Summary: Looking for DBSCAN implementation of python code in clustering the multiple column csv file based on the column 'contents'
Input:
input csv file rows sample
Rank, Domain, Contents
1, abc.com, hello random text out
2, xyz.com, hello random somethingelse
3, not.com, a b c d
4, plus.com, a b asdsadsa asdsadasdsadsa
5, minus.com, man win
Where,
Column 1 => Rank = digit
Column 2 => Domain = domain name ex. abc.com
Column 3 => Contents = list of words (string, this is
extracted clean up words from html page)
Output :
The output of the cluster be based on similar list of contents
Cluster 1: abc.com, xyz.com
Cluster 2: not.com, plus.com
Cluster 3: minus.com
....
Please note: In output, I am not looking for words that are in same cluster. Instead, I am looking for a 'domain name', column which is clustered based on similar contents of column 3, 'contents'
I researched following resources but they are based on kmeans and does not relate to the DBSCAN cluster output that I am looking for. Please note, providing cluster number will not be applicable in this case as we do not want to limit the cluster number based on the input.
1) How can I cluster text data with multiple columns?
2) Clustering text documents using scikit-learn kmeans in Python
3) http://brandonrose.org/clustering
4) https://datasciencelab.wordpress.com/2013/12/12/clustering-with-k-means-in-python/
so,
input <= csv file with 'Rank', 'Domain', 'Contents'
output <= cluster with domain name [NOT contents]

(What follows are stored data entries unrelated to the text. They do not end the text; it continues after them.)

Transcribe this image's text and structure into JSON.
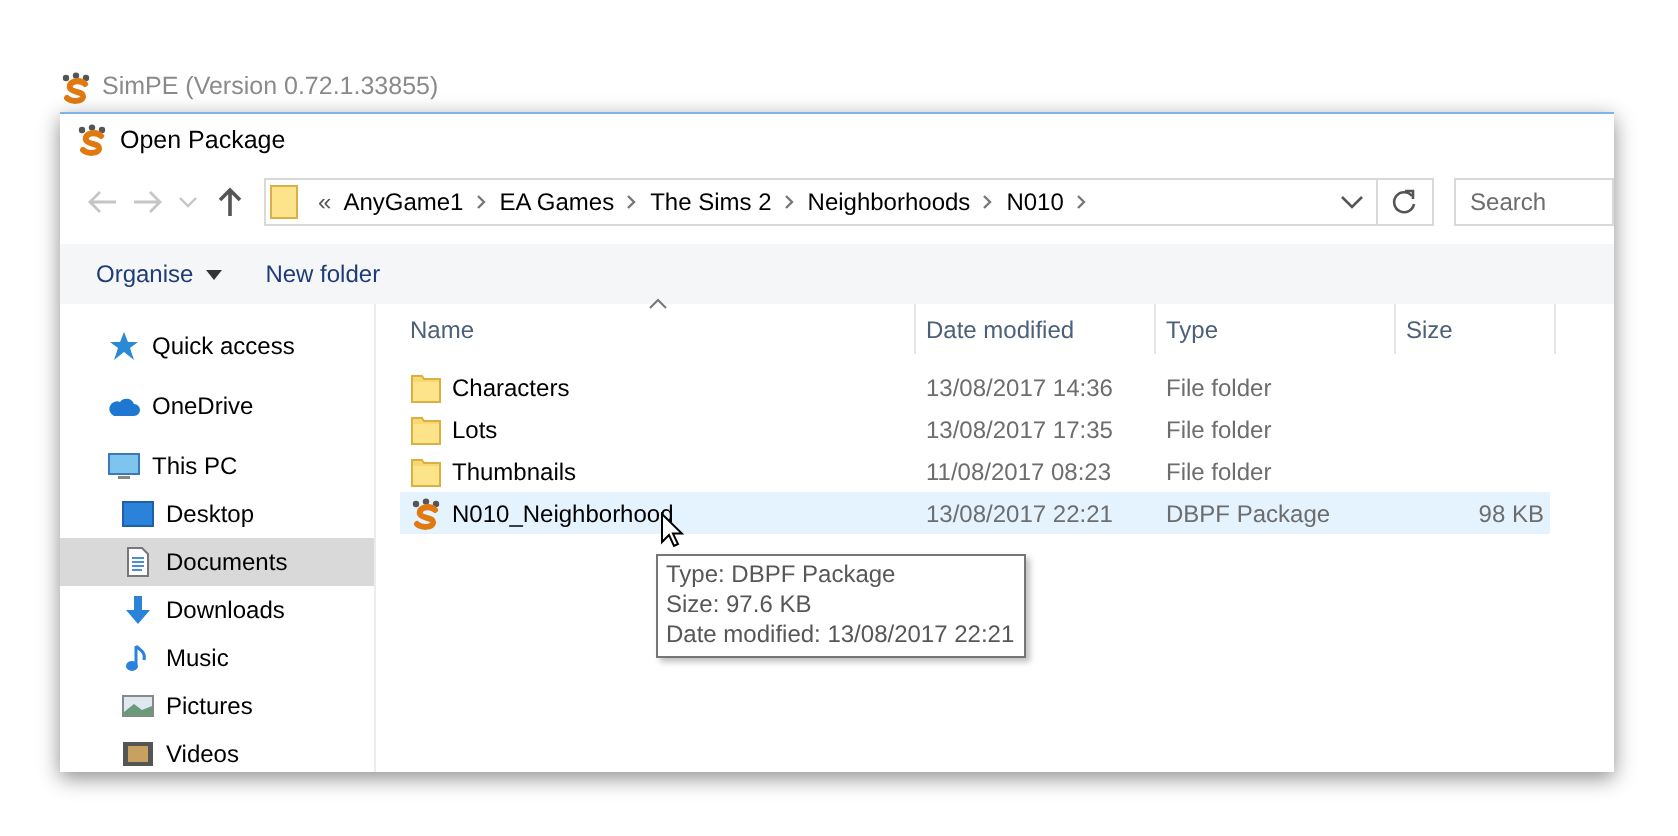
{
  "parent_window": {
    "title": "SimPE (Version 0.72.1.33855)"
  },
  "dialog": {
    "title": "Open Package"
  },
  "nav_buttons": [
    {
      "kind": "back",
      "disabled": true
    },
    {
      "kind": "forward",
      "disabled": true
    },
    {
      "kind": "recent",
      "disabled": true
    },
    {
      "kind": "up",
      "disabled": false
    }
  ],
  "address_bar": {
    "overflow": "«",
    "path": [
      "AnyGame1",
      "EA Games",
      "The Sims 2",
      "Neighborhoods",
      "N010"
    ]
  },
  "search": {
    "placeholder": "Search"
  },
  "toolbar": {
    "buttons": [
      {
        "label": "Organise",
        "dropdown": true
      },
      {
        "label": "New folder",
        "dropdown": false
      }
    ]
  },
  "sidebar": {
    "items": [
      {
        "kind": "quick-access",
        "label": "Quick access",
        "selected": false
      },
      {
        "kind": "onedrive",
        "label": "OneDrive",
        "selected": false
      },
      {
        "kind": "pc",
        "label": "This PC",
        "selected": false,
        "children": [
          {
            "kind": "desktop",
            "label": "Desktop",
            "selected": false
          },
          {
            "kind": "documents",
            "label": "Documents",
            "selected": true
          },
          {
            "kind": "downloads",
            "label": "Downloads",
            "selected": false
          },
          {
            "kind": "music",
            "label": "Music",
            "selected": false
          },
          {
            "kind": "pictures",
            "label": "Pictures",
            "selected": false
          },
          {
            "kind": "videos",
            "label": "Videos",
            "selected": false
          }
        ]
      }
    ]
  },
  "table": {
    "columns": [
      {
        "label": "Name",
        "sorted": true
      },
      {
        "label": "Date modified",
        "sorted": false
      },
      {
        "label": "Type",
        "sorted": false
      },
      {
        "label": "Size",
        "sorted": false
      }
    ],
    "rows": [
      {
        "kind": "folder",
        "name": "Characters",
        "date_modified": "13/08/2017 14:36",
        "type": "File folder",
        "hovered": false
      },
      {
        "kind": "folder",
        "name": "Lots",
        "date_modified": "13/08/2017 17:35",
        "type": "File folder",
        "hovered": false
      },
      {
        "kind": "folder",
        "name": "Thumbnails",
        "date_modified": "11/08/2017 08:23",
        "type": "File folder",
        "hovered": false
      },
      {
        "kind": "package",
        "name": "N010_Neighborhood",
        "date_modified": "13/08/2017 22:21",
        "type": "DBPF Package",
        "size": "98 KB",
        "hovered": true
      }
    ]
  },
  "tooltip": {
    "lines": [
      "Type: DBPF Package",
      "Size: 97.6 KB",
      "Date modified: 13/08/2017 22:21"
    ]
  }
}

A python implementation in DBSCAN clustering would be an ideal.
Thanks!
You first need to select the "Contents" column of your dataset. You can use the csv
module of Python for that step.
Then you have to transform the texts into vectors on which DBSCAN can be trained. The second link you gave have everything you need to do that step.
Then you have to train DBSCAN on the vectors. You can use the implementation of DBSCAN in scikit-learn for instance.
Once you have the labels associated to the vectors (i.e. the lines of the csv file), you can group the number of lines by cluster and retrieve the domains.